The term “hacking” dates back more than half a century, when geeks at the Massachusetts Institute of Technology were tweaking telephone systems and computers.
“MIT was the Mesopotamia of hacking. That’s where hacking culture began,” says Steven Levy, the Wired Magazine writer who authored the 1984 book “Hackers: Heroes of the Computer Revolution.”
The small community of hackers in the 1950s and ’60s judged one another on their creative and technical abilities, and wore the term as a badge of honor, says Levy, in much the same way that Zuckerberg does today.
“They were the ones who did what you weren’t supposed to do on a computer,” Levy explains.
Some were pranksters, too. In the 1970s, before they founded Apple, Steve Jobs and his buddy Steve Wozniak figured out how to break into telephone systems and make free phone calls. In one infamous prank, the two Steves dialed up the Vatican to find out who would pick up.
“Wozniak pretended to be Henry Kissinger wanting to speak to the pope. ‘Ve are at de summit meeting in Moscow, and we need to talk to the pope,’ Woz intoned. He was told that it was 5:30 am and the pope was sleeping,” writes Walter Isaacson in his recent biography of Jobs.
It wasn’t until the 1980s and ’90s that hacking took a bad turn. Some blame Robert Morris, a computer science student who discovered a vulnerability in the Internet’s inner workings and unleashed the world’s first computer worm in 1988.
“He essentially brought the Internet to a grinding halt,” says D’Ovidio, the criminal justice professor. Morris was the first person charged under the federal Computer Fraud and Abuse Act that had been enacted two years earlier.
Movies like 1983′s “War Games” also fueled the public’s fear of hacking. In the film, a hacker unwittingly comes close to starting the next World War, thinking it’s all a computer game.
“It happened because of Hollywood and because there was no other word out there,” says Andrew Howard, 28, a research scientist at the Georgia Tech Research Institute. “Hacker is a cool word, right? It’s a neat-sounding word.”
The ’80s and ’90s were also a time when computers spread from geek circles to office cubicles and home desktops. They were becoming mainstream. But they were still mysterious to most people. They wondered: “How do they work? Is someone going to break into them?”

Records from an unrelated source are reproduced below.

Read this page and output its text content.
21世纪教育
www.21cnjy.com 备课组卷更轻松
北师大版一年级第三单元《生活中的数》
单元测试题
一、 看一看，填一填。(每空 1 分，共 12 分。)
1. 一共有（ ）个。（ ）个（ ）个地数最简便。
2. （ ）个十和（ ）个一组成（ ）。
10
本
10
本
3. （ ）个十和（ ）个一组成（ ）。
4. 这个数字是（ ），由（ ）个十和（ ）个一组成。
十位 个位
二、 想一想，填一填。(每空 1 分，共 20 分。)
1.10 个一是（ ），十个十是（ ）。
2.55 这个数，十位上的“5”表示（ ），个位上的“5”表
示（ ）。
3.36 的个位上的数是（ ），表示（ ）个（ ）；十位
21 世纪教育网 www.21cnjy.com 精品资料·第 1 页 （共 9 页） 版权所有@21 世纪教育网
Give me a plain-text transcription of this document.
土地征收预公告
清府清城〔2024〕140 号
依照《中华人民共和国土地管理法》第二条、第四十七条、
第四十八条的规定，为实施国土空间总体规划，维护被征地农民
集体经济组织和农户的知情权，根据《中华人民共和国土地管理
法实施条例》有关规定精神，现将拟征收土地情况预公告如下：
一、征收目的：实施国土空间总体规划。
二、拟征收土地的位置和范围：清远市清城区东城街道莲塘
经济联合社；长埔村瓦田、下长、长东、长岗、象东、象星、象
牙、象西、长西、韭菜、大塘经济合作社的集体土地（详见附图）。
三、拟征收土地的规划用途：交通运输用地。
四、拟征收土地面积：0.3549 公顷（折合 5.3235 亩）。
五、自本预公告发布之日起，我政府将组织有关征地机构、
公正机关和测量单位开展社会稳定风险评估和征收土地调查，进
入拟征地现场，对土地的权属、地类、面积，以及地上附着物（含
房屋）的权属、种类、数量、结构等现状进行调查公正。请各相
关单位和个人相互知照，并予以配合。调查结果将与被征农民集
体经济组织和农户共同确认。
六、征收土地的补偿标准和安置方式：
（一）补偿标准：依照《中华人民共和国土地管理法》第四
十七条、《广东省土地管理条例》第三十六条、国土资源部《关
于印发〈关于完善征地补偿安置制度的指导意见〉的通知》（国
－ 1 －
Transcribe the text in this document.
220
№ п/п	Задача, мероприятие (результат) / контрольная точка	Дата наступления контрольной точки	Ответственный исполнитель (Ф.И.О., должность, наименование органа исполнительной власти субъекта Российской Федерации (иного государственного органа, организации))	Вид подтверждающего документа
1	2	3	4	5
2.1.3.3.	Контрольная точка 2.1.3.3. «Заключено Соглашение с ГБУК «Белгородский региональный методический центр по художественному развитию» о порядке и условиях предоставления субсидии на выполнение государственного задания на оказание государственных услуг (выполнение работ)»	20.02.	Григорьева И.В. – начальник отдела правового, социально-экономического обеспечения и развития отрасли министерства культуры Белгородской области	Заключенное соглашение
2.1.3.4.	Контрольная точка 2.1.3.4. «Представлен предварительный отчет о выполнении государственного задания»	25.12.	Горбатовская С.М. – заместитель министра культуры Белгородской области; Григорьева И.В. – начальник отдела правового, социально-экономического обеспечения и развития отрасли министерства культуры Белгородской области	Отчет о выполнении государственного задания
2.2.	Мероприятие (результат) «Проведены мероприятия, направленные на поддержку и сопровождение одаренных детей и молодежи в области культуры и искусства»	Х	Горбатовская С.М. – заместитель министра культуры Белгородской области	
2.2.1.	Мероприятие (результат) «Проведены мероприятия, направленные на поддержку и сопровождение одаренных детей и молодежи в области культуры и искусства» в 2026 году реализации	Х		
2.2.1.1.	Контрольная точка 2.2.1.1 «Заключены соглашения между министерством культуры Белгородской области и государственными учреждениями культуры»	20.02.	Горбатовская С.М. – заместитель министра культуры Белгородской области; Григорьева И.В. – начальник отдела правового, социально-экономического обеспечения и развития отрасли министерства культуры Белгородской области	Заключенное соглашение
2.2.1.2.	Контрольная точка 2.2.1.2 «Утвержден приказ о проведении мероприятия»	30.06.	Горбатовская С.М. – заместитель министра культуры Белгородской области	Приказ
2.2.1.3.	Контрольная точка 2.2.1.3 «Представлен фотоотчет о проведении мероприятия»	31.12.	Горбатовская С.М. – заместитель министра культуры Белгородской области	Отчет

Zuckerberg’s hacker manifesto is a nod to Levy, who codified “The Hacker Ethic” in his book about the subculture. Among the principles: “Hackers should be judged by their hacking” and “Always yield to the hands-on imperative.”
The hands-on imperative is important to Facebook. Zuckerberg still spends hours writing computer code, even though he has hired hundreds of engineers.
That ethos helped Zuckerberg’s social network to prosper. As the once mighty MySpace stopped innovating, its users flocked to the cleaner, crisper, always-changing Facebook. News Corp. gave up on MySpace and sold it for $35 million last June. Meanwhile, Facebook’s user base ballooned to 845 million, even as the website has gone through changes and redesigns that have angered members and privacy advocates.
Zuckerberg and others may yet be able to clean up the term. Meetup’s Hamblen thinks it’s already happening.
“People aren’t as afraid of technology, which was driving the fear of hackers,” he says. “It was someone doing something with software that you don’t understand. As people become more comfortable with technology in general, then hacking becomes a way of seeing it as using it in a clever way.”